The National Electoral Commission (NEC) said November 10 that the move is to avoid the spread of fake news in the country.
The decision will also affect the flow of information to observers outside the country of the election touted to be the first incident-free polls to be held in the Horn of Africa.
Somaliland’s decision follows those of Uganda, Congo, Chad, Gabon, Niger, and Gambia where internet connection was blocked during their elections last year. The blockade did not reduce controversies during those elections.
Countries such as Ghana, Zambia, and recently Rwanda, Angola, Kenya and Liberia kept their internet active and were not threatened by fake news.
Three candidates are vying to replace the Somaliland’s fourth president Ahmed Mohamed Silanyo who withdrew from running for a second seven-year term.

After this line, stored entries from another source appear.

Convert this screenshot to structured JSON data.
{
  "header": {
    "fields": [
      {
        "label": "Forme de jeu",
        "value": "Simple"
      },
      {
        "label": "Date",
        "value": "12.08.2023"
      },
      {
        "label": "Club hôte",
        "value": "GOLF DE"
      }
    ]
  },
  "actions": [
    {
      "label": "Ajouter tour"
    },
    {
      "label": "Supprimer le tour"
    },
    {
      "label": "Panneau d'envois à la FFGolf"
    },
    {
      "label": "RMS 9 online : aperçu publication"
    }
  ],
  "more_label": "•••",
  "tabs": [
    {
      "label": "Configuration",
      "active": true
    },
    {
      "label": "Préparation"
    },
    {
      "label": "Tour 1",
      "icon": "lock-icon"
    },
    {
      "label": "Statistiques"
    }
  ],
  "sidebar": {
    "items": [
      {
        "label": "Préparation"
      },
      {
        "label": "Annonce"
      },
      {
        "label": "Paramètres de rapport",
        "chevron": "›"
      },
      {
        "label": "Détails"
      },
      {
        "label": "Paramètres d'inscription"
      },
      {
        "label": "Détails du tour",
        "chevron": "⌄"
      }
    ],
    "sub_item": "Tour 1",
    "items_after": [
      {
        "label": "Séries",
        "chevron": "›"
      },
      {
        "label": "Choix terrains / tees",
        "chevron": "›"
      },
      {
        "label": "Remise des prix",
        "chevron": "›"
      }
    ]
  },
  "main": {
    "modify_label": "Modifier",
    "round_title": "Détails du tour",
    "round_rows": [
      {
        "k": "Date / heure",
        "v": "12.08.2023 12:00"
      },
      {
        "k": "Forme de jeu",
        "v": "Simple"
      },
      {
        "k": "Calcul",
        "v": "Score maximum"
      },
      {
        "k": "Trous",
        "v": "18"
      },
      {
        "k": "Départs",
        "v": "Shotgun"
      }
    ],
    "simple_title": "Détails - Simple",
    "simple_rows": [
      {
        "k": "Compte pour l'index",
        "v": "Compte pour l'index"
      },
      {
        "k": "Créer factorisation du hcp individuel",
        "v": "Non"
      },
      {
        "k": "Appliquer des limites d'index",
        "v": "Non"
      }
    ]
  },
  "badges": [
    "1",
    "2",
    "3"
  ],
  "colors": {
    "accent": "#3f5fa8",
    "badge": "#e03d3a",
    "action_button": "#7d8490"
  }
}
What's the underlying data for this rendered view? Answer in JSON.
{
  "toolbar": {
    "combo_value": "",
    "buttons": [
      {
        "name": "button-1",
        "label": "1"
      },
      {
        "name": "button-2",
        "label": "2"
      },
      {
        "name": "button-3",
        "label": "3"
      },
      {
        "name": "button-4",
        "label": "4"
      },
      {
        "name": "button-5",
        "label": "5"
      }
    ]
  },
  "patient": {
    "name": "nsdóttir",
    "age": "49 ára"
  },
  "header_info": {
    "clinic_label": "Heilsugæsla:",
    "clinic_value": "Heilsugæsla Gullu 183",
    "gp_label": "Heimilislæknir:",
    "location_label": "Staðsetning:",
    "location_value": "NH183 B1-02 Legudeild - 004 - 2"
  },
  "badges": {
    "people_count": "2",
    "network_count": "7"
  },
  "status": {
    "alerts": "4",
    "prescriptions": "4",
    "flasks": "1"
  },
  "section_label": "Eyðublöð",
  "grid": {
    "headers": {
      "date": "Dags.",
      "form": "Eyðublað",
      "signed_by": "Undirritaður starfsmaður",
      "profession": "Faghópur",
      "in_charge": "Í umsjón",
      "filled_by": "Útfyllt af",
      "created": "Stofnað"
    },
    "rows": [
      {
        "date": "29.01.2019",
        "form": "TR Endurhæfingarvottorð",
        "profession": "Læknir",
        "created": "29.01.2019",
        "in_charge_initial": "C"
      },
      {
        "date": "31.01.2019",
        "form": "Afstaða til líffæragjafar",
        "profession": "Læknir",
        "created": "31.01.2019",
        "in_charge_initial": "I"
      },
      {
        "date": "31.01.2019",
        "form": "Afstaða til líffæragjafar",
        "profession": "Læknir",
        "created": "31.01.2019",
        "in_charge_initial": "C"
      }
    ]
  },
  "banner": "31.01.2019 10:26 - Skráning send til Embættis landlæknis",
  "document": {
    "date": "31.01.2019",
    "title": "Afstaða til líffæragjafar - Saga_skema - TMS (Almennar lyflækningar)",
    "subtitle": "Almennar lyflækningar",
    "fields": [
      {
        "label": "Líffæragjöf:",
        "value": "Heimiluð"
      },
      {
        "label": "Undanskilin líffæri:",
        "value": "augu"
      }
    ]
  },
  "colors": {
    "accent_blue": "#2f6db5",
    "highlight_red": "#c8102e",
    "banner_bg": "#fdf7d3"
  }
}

The country will be the first in Africa to use the iris-recognition biometric voter registration system.
Out of the about 4 million Somaliland population, 704, 089 registered voters are expected to elect the new president. There are 1,642 polling stations in the 21 constituencies across the six regions of the country.
A team of 60 international election observers from 24 countries have been deployed to the country by the international election observation mission (EOM) funded by the British government.
Somaliland has held successful presidential elections in 2003 and 2010 including a parliamentary election in 2005.
They declared unilateral independence from Somalia on May 18, 1991. It has been under pressure to hold talks with Somalia which have so far been futile.
Described as the most peaceful state in the Horn of Africa region, Somaliland can boast of an army, its own currency and legal system.
The territory has been experiencing stability and economic prosperity. It has been influential in the fight against piracy and terrorism in the Horn of Africa.
26 years of diplomatic isolation has made it difficult for Somaliland to have access to loans from the World Bank and the International Monetary Fund.
It is regarded as the autonomous region of Somalia and not a sovereign state.